Idea #9-When you purchase yarn, reduce by doing research.
Everyone has to decide what is most important to them and use that knowledge to make decisions.  Knowledge is power and use your power to make informed decisions.  What is important to you-saving energy? reducing pesticides? reducing waste caused by production?

Buy local
Reduce energy consumption by buying locally.  Not everyone has a cotton plantation or an alpaca farm in their backyard but maybe when you do buy yarn, you can buy yarn that was made in your country with domestic materials.  Check labels.
Commercial yarn options:
*Lily Sugar ‘n Cream is made with 100% USA grown cotton.
*Lion Brand has yarns that are made in the USA (some are made in the USA of imported fibers, read the label!)
*Red Heart Medley, Super Saver and With Love are made in the USA of imported fibers.
*Caron Simply Soft is made in the USA of imported fibers.

Some smaller companies use domestic fibers as well.  Check out:
**Made in America Yarns, www.madeinamericayarns. com
**Brown Sheep Yarns, brownsheep.com
and many indie dyers use domestic fibers too.

Maybe you don’t have an alpaca farm in your backyard but there may be one in the next town over.  Search the web, go to farmer’s markets and ask around.  You may be able to find a local producer of yarn.

Buy eco
Support the reduction of pesticides by buying organic cottons and natural fibers.  Lindsay Lewchcuk (KnitEcoChic on Ravelry) is a bit of an expert on this subject.  She says,

“The more you know about the yarn you use, the better able you are to access whether it is an eco yarn. The skein wrapper is a great place to start. Look for words like “organic,” “vegan/ natural dyes,” or “low-impact dyes,” or on animal fibers “humane,” “GOTS certified,” or “virgin.” Next, look into the company that created the yarn. In this technological age, most companies will have websites. Check out the “About” page, they love to tell you how they are working to be environmentally and/or socially conscious in their manufacturing processes. Ask around and read reviews. Have people complained about chemical residue on the yarn? Or do people rave about the company’s commitment to the environment?”

Check out Lindsay’s blog, http://knitecochic.com/ blog/ and her commitment to designing with eco yarns.

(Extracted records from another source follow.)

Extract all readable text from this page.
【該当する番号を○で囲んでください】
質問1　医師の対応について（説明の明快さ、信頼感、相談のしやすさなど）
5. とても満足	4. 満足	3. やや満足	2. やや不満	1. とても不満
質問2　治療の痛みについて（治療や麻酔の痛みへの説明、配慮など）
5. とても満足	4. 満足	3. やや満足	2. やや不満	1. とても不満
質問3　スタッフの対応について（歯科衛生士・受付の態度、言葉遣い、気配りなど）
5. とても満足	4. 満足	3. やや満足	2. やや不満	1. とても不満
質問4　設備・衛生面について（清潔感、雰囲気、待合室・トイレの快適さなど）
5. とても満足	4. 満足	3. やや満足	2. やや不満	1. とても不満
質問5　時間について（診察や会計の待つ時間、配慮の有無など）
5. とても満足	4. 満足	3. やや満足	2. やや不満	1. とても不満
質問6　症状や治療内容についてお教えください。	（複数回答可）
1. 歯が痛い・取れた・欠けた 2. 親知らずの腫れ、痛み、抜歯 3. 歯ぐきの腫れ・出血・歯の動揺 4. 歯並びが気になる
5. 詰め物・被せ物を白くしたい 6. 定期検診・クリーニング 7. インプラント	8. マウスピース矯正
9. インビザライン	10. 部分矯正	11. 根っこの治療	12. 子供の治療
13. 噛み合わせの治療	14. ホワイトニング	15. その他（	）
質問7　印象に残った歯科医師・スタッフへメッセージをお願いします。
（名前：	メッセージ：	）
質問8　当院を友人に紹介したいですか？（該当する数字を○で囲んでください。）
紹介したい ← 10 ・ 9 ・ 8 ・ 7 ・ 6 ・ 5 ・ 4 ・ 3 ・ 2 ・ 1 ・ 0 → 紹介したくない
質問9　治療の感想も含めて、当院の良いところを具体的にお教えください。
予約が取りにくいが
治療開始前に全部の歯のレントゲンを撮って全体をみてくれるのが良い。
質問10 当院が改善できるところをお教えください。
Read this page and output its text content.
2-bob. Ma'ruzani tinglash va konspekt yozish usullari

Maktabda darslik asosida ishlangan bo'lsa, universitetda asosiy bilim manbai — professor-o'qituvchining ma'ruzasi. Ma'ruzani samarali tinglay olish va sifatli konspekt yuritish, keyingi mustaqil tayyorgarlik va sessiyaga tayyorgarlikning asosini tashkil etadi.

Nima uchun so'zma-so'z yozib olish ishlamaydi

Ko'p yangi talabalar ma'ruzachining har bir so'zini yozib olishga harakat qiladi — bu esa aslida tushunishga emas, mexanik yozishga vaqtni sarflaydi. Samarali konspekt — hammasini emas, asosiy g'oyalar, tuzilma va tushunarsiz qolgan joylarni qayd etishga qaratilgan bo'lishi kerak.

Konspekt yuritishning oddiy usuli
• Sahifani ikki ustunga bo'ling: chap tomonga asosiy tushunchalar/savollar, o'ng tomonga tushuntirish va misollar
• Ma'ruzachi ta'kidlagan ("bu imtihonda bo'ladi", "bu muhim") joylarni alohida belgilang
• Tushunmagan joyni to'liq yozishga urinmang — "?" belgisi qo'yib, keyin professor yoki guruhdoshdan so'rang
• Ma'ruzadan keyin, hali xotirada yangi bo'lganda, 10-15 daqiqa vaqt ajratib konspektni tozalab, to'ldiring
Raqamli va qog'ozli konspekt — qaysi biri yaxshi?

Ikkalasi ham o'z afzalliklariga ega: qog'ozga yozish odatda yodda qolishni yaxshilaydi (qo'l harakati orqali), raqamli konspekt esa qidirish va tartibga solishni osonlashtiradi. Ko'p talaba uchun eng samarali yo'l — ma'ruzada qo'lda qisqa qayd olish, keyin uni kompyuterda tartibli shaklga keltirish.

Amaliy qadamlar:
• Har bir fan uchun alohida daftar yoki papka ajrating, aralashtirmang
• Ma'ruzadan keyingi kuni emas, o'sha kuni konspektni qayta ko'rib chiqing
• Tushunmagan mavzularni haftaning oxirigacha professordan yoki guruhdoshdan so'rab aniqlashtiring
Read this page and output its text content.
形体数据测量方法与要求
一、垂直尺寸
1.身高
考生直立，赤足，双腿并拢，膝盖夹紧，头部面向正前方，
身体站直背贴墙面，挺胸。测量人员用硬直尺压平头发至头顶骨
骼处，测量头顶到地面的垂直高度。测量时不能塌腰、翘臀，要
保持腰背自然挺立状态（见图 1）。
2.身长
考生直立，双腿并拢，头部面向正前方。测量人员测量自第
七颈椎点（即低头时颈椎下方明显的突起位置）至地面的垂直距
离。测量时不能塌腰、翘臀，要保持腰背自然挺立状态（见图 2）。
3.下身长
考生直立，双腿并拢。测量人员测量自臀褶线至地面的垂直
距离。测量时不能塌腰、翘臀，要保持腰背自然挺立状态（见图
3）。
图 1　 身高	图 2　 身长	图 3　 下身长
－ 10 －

Is it better to only use organic yarn or natural materials? or to buy non-organic yet made with domestic materials yarn? What about reclaimed/recycled yarn (see next post)?  I don’t know-that is a decision that is up to you and what you feel is most important.  How nice would it be if we could all buy the most locally produced, least toxic in production and most organically grown option for $1 a skein?  We have to make choices we are comfortable with but ones we can afford too.  If you are thinking about your choices and the environmental impact your choices may have, then you are doing your part for Mother Earth.  Yay for you!